O seguro como blindagem estratégica: como Belém está redefinindo a proteção patrimonial

Em
um cenário de mudanças climáticas e avanço tecnológico,
especialistas alertam que a gestão de riscos inteligente deixou de
ser um luxo para se tornar pilar de sustentabilidade para famílias e
empresas.

O
mercado de seguros no Brasil vive um momento de transformação. Com
previsões de movimentar cerca de R$ 808 bilhões em 2026, o setor
reflete uma mudança de paradigma também na capital paraense: o
seguro, antes visto muitas vezes como um “gasto adiável”,
assume hoje o papel de protagonista na blindagem do patrimônio
familiar e empresarial.

Para
Antônio Jorge Vidigal, diretor comercial da JGS Corretores de
Seguros, essa evolução comportamental em Belém é um reflexo
direto de uma maior maturidade do consumidor ao lidar com a
imprevisibilidade.

“Nosso papel tem sido o de
oferecer clareza em um momento em que as pessoas e empresas buscam
mais segurança para seus investimentos e lares. O que observamos é
uma mudança na forma como o cliente enxerga o seguro: ele passa a
buscar, cada vez mais, uma parceria técnica que compreenda as
particularidades do nosso mercado local e ajude a desenhar proteções
que realmente façam sentido para o dia a dia”, afirma Vidigal.

A
“Onda Verde” e o desafio da reparabilidade
A
ascensão dos veículos elétricos e híbridos nas ruas de Belém
trouxe novos debates sobre o seguro automotivo.
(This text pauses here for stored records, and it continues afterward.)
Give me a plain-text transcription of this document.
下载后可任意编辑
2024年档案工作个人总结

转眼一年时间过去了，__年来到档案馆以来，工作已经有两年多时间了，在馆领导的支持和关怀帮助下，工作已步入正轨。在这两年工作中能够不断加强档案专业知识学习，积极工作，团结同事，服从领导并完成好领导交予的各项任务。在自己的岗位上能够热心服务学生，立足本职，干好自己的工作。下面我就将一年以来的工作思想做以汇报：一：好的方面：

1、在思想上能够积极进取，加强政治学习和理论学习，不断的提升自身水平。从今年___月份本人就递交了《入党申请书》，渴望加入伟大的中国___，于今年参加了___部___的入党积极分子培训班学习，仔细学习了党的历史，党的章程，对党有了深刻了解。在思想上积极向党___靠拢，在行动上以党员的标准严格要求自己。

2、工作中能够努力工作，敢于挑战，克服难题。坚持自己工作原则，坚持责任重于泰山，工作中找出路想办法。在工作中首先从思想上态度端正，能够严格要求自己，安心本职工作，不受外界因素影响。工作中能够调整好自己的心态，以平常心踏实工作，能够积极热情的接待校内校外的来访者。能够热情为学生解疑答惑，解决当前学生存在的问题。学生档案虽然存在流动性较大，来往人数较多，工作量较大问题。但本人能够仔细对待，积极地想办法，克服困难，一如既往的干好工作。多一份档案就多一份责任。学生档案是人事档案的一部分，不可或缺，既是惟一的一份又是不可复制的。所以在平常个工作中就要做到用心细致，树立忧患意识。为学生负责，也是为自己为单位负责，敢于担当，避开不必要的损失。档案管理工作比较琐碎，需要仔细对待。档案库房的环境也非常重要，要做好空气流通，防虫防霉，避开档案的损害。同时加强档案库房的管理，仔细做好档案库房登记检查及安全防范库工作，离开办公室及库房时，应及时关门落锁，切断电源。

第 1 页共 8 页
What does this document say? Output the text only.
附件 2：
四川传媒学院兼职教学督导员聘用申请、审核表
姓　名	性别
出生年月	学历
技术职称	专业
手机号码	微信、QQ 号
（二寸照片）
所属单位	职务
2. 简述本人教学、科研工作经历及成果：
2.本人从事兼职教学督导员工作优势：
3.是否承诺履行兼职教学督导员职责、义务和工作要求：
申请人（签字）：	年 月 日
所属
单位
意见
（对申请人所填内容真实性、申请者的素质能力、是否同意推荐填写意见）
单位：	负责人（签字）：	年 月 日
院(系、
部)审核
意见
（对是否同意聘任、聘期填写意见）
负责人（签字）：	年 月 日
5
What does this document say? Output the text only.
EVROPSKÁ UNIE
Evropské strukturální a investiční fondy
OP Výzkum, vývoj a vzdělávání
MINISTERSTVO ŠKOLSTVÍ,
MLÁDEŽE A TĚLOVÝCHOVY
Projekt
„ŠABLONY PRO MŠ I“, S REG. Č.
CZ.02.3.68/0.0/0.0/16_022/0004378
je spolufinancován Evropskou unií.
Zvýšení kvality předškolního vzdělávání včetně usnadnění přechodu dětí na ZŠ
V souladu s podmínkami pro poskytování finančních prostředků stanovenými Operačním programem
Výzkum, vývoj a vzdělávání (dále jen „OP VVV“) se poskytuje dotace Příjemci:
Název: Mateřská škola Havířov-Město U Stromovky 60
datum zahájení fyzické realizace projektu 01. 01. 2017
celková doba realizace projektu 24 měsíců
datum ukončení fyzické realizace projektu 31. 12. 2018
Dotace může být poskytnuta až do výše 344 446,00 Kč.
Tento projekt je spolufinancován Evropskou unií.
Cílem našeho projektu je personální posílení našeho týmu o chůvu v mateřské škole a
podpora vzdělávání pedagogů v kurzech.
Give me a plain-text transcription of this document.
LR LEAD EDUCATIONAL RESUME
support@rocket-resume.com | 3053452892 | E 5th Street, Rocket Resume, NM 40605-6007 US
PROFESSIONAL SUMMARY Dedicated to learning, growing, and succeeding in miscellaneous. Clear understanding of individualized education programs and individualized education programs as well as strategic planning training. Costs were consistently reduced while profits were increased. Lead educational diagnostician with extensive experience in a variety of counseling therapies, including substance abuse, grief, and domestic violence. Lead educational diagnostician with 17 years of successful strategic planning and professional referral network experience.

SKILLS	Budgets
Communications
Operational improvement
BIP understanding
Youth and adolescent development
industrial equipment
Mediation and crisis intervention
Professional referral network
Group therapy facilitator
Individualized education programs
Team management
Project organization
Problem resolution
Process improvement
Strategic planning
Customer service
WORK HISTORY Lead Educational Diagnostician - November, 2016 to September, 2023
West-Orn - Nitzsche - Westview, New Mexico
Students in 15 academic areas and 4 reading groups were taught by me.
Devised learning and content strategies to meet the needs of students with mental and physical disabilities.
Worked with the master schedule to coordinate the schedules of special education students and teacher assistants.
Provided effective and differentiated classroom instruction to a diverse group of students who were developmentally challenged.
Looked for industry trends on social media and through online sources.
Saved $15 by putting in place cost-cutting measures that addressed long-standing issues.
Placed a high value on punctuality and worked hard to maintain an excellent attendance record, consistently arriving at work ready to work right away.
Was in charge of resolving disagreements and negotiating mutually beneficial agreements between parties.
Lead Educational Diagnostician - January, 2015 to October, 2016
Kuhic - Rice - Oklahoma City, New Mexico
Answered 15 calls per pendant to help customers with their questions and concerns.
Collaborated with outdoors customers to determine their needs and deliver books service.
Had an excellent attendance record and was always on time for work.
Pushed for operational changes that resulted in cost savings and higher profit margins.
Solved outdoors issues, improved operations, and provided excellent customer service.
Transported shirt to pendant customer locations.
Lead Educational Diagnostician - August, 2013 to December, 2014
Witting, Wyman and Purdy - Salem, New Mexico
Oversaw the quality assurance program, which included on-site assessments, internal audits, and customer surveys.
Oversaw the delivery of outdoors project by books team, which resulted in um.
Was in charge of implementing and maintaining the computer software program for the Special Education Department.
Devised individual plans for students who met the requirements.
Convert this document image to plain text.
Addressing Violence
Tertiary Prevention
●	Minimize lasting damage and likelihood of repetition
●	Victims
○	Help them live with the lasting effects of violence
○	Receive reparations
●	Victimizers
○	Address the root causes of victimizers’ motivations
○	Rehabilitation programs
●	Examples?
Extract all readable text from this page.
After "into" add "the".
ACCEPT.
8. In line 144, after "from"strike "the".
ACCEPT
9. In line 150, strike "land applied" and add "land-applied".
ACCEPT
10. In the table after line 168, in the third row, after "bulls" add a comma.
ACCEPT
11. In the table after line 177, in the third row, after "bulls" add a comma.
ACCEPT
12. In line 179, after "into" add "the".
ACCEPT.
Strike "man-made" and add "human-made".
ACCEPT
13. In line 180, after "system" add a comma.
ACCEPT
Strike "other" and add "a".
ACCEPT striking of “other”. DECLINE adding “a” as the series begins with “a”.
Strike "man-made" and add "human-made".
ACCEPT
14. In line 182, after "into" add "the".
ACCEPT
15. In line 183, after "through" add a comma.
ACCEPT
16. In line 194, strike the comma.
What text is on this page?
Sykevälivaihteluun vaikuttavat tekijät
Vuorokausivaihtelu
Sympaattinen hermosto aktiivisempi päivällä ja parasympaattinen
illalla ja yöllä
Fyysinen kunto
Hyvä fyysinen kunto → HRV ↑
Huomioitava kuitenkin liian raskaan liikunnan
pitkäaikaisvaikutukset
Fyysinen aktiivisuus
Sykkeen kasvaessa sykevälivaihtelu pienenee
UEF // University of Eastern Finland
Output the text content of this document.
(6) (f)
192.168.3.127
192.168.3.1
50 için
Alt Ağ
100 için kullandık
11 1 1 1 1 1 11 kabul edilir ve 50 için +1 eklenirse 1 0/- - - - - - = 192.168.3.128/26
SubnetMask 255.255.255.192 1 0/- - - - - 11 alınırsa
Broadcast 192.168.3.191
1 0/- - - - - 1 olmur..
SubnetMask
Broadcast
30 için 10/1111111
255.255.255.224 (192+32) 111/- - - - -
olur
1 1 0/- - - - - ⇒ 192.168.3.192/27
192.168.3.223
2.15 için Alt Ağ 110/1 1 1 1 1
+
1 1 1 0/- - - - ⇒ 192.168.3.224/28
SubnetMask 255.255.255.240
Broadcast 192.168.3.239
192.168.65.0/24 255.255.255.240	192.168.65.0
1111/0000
Embora a lógica de
proteção seja similar à dos veículos a combustão, o diretor da
JGS destaca um ponto de atenção crucial para o consumidor: a
reparabilidade.

“Em
muitos casos, o seguro desses veículos pode ficar mais caro devido à
dificuldade técnica e ao alto custo de peças para reposição.
Quando a oficina não consegue reparar o componente — como no caso
de baterias específicas —, o resultado acaba sendo a perda total”,
explica.

Por isso, contar com uma consultoria
especializada antes da contratação é fundamental para entender as
nuances de franquias e coberturas específicas para a tecnologia
escolhida.

Proteção
contra as intempéries locais
Outro fator que tem aquecido a
procura por seguros customizados são os eventos climáticos severos
e a instabilidade na rede elétrica, realidades presentes no dia a
dia da capital.

Segundo o especialista, os prejuízos mais comuns
hoje envolvem a queima de equipamentos eletroeletrônicos por
oscilações de tensão e danos a motores por calço hidráulico em
vias alagadas.

“Contar
com coberturas específicas para fenômenos da natureza e danos
elétricos deixou de ser um luxo e virou uma necessidade básica de
sobrevivência financeira para lares e negócios”, alerta
Vidigal.

Gestão
de riscos: o segredo para a economia inteligente

Questionado
sobre o maior erro que os consumidores cometem, o diretor comercial é
categórico: o foco excessivo no preço final em detrimento da
qualidade das coberturas.

 “O erro mais grave é comprar o
seguro olhando exclusivamente para o prêmio mais barato, sem
entender o que está de fato contratado. Muitas vezes, a pessoa
retira coberturas essenciais só para baratear o custo, descobrindo a
falha justamente na hora em que mais precisa do atendimento.”

Para
quem deseja economizar com inteligência, a estratégia defendida
pela JGS é clara: personalização e prevenção.

“Um
bom corretor não vende um produto de prateleira; ele desenha a
solução sob medida para o bolso do cliente, garimpando o melhor
custo-benefício técnico”, conclui.

Com
mais de 40 anos de atuação, a JGS consolidou-se como referência no
desenvolvimento de “Inteligência em Seguros“, provando
que, em um mundo de incertezas, a melhor forma de proteger o futuro é
planejar cada passo com solidez e suporte técnico
especializado.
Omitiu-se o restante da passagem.